Before ANYONE gets mad at this ignorant US person slanging on their beloved book -- the fault is entirely mine. I'm a Yank who's too firmly entrenched in US culture. There were some points where I understood what The Terror of St Custards was saying, and those points were hilarious. The points where Molesworth slips back into correct grammatical English were hilarious -- his parody of a Latin Classical play had me giggling. Yeah, we got that stuff forced into our heads in high school (a Catholic private school). I loved realizing where JK Rowling got the name of Hogwarts! There were definitely parts where the British school experience intersected with US school experience, and those were likewise funny as hell -- again, when I finally figured out what Molesworth was saying.
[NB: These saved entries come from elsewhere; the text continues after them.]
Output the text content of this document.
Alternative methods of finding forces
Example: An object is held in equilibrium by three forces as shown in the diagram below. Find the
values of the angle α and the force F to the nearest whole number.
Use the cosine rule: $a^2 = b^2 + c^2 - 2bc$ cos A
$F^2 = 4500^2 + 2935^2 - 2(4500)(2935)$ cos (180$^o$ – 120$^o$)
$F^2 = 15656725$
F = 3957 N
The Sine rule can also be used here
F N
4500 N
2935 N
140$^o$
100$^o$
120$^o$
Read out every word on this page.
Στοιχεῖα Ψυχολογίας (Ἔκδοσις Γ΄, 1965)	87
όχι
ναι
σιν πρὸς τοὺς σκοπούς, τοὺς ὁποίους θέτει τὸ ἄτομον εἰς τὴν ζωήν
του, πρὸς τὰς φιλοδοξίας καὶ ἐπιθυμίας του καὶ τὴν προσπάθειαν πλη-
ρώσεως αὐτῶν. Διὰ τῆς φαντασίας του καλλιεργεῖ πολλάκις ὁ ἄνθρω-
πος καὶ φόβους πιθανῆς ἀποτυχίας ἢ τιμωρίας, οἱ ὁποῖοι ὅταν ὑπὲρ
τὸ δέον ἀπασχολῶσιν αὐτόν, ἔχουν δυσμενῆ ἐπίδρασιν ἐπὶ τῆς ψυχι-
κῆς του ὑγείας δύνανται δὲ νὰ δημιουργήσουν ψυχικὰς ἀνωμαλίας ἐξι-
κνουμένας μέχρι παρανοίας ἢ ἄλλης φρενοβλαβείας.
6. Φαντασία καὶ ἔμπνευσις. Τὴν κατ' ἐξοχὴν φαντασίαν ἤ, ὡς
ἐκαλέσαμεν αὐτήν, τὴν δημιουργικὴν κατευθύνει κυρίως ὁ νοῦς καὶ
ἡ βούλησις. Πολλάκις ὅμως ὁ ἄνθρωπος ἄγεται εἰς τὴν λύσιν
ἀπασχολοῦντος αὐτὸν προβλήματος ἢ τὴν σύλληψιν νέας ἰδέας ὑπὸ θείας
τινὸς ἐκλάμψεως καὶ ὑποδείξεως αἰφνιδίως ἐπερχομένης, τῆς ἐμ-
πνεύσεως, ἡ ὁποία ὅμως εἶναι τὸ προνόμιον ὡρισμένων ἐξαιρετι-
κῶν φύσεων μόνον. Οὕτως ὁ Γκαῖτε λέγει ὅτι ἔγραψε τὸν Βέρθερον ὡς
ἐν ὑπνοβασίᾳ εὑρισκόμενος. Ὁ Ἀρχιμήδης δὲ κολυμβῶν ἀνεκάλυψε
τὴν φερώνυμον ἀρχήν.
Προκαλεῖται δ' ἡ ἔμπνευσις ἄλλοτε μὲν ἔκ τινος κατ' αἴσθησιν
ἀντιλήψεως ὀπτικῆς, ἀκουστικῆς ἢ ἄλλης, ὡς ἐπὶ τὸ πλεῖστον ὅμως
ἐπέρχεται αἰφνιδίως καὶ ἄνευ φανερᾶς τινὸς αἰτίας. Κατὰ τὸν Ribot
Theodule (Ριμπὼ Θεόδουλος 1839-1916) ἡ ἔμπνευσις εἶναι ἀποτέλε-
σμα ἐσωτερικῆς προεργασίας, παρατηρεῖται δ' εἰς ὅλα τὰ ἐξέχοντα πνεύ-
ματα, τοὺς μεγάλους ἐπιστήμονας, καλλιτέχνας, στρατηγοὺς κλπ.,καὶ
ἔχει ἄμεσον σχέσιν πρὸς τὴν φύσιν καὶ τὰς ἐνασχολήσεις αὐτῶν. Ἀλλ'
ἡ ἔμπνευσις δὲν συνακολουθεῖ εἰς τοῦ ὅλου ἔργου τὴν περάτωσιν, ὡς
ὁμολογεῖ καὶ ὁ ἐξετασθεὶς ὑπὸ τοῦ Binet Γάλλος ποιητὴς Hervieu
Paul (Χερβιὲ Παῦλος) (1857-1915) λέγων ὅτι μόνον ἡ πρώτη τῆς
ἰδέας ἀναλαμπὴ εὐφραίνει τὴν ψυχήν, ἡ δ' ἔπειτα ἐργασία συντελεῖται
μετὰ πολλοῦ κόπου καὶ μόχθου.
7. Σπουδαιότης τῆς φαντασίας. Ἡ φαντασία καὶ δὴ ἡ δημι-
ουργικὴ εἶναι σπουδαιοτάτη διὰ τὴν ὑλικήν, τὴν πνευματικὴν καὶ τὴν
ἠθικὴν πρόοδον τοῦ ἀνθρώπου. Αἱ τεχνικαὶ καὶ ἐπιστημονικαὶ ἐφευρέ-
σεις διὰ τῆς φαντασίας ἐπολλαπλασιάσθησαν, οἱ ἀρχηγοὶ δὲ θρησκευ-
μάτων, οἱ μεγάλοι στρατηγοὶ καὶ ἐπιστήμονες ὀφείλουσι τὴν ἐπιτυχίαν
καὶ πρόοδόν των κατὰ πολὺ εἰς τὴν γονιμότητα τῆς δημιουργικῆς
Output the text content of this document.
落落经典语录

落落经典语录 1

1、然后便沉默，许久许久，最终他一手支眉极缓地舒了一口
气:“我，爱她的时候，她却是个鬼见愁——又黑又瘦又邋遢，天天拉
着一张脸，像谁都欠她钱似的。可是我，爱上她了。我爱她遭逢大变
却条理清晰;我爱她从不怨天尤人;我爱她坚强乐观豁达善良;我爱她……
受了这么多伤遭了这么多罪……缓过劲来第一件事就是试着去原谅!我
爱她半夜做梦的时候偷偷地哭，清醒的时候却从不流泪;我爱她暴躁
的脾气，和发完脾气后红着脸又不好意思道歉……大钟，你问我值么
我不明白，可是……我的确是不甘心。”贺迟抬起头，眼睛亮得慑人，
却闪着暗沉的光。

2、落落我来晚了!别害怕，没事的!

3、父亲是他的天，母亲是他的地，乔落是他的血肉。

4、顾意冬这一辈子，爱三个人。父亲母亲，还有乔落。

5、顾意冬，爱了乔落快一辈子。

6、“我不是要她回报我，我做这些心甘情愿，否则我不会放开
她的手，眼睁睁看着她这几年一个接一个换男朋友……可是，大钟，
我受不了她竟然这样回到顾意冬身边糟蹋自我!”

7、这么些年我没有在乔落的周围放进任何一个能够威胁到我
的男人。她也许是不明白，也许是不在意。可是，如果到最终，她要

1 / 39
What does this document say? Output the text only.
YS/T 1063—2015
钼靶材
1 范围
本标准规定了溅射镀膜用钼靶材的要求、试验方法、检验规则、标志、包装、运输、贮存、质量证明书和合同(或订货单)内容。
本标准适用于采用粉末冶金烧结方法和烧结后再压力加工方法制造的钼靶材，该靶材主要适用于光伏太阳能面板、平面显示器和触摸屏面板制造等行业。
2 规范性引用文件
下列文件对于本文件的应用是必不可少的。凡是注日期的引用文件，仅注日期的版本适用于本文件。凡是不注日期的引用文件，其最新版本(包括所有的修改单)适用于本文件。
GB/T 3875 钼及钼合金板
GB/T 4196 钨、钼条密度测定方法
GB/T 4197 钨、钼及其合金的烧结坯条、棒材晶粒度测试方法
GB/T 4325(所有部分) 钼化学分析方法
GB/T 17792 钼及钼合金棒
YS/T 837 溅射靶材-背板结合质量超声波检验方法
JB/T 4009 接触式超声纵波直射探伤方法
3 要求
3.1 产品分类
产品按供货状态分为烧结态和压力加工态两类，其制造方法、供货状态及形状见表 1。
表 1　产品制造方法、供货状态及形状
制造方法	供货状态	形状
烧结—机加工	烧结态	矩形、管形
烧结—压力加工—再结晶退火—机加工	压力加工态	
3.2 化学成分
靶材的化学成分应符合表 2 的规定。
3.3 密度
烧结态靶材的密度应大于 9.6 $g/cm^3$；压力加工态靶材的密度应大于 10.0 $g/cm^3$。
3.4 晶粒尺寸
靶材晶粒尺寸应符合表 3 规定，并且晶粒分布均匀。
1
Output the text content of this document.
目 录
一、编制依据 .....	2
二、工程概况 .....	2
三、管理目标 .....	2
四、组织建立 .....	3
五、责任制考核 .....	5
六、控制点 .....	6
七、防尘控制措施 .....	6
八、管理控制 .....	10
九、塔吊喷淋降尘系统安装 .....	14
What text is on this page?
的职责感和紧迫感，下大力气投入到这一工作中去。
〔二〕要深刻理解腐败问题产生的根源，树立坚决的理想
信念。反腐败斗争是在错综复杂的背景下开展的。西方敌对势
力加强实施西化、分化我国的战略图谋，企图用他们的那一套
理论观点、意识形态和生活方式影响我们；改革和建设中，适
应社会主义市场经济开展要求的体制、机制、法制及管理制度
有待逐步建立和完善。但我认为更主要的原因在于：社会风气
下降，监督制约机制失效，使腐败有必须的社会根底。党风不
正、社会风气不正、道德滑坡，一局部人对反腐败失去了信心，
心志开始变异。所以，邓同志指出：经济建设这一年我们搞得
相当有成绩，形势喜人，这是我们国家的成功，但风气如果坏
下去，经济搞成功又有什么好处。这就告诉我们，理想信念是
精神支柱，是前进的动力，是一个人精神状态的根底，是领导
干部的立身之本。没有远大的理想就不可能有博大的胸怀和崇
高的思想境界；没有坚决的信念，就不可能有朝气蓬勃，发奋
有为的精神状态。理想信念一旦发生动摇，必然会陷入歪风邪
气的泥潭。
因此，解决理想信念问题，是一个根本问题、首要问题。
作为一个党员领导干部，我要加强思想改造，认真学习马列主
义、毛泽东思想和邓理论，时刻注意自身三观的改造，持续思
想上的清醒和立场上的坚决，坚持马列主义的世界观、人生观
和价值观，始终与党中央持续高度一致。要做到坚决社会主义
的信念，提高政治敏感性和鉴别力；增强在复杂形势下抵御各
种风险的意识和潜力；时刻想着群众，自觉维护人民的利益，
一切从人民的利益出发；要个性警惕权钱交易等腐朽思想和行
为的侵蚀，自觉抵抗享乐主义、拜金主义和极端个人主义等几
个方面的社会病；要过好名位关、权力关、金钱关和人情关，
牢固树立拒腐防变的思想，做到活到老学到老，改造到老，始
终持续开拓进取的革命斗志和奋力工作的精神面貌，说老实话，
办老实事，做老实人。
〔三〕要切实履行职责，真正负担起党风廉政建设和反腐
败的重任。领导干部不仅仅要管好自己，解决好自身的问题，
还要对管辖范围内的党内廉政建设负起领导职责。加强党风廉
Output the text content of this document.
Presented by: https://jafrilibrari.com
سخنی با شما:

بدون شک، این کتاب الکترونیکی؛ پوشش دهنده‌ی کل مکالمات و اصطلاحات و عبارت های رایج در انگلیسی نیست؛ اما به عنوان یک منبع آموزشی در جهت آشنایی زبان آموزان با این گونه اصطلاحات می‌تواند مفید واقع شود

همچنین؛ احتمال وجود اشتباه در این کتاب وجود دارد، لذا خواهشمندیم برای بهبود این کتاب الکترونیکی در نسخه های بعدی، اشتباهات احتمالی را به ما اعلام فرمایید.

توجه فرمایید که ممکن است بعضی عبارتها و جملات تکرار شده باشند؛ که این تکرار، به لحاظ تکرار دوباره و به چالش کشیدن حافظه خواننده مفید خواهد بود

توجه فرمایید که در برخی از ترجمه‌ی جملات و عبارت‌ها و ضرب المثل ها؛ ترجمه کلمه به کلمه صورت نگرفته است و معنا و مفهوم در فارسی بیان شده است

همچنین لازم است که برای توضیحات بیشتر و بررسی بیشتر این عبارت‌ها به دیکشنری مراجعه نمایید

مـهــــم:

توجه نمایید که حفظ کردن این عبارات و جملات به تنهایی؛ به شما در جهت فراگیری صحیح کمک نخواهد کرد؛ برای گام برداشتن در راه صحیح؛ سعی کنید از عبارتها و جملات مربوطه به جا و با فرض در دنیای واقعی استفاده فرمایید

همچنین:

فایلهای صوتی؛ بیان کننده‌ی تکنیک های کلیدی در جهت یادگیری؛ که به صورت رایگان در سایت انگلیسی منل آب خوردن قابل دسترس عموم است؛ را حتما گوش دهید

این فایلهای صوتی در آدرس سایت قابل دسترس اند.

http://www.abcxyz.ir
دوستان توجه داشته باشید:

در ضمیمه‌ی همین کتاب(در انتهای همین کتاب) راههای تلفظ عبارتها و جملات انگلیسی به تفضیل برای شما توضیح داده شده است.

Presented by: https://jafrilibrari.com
US folks, it's similar to a prose Calvin & Hobbes without the toy tiger and with horrible spelling. If for no other reason, check this book out for Searles' wonderful illustrations. I really, really wanted to enjoy the whole book. Sadly, my American background blocked it, and the deliberately-bad spelling & grammar only made my eyes hurt.
I'd stumbled on the TVTropes entry for this series, found the listed tropes and descriptions of various scenes funny, and checked out this book & its predecessor (Down with Skool) on the strength of that. However, the culture gap was too great for me, the Molesworth writing style too much.
British folks, you'll likely love this book. US folks? Probably not. I'm too much a fule to kno.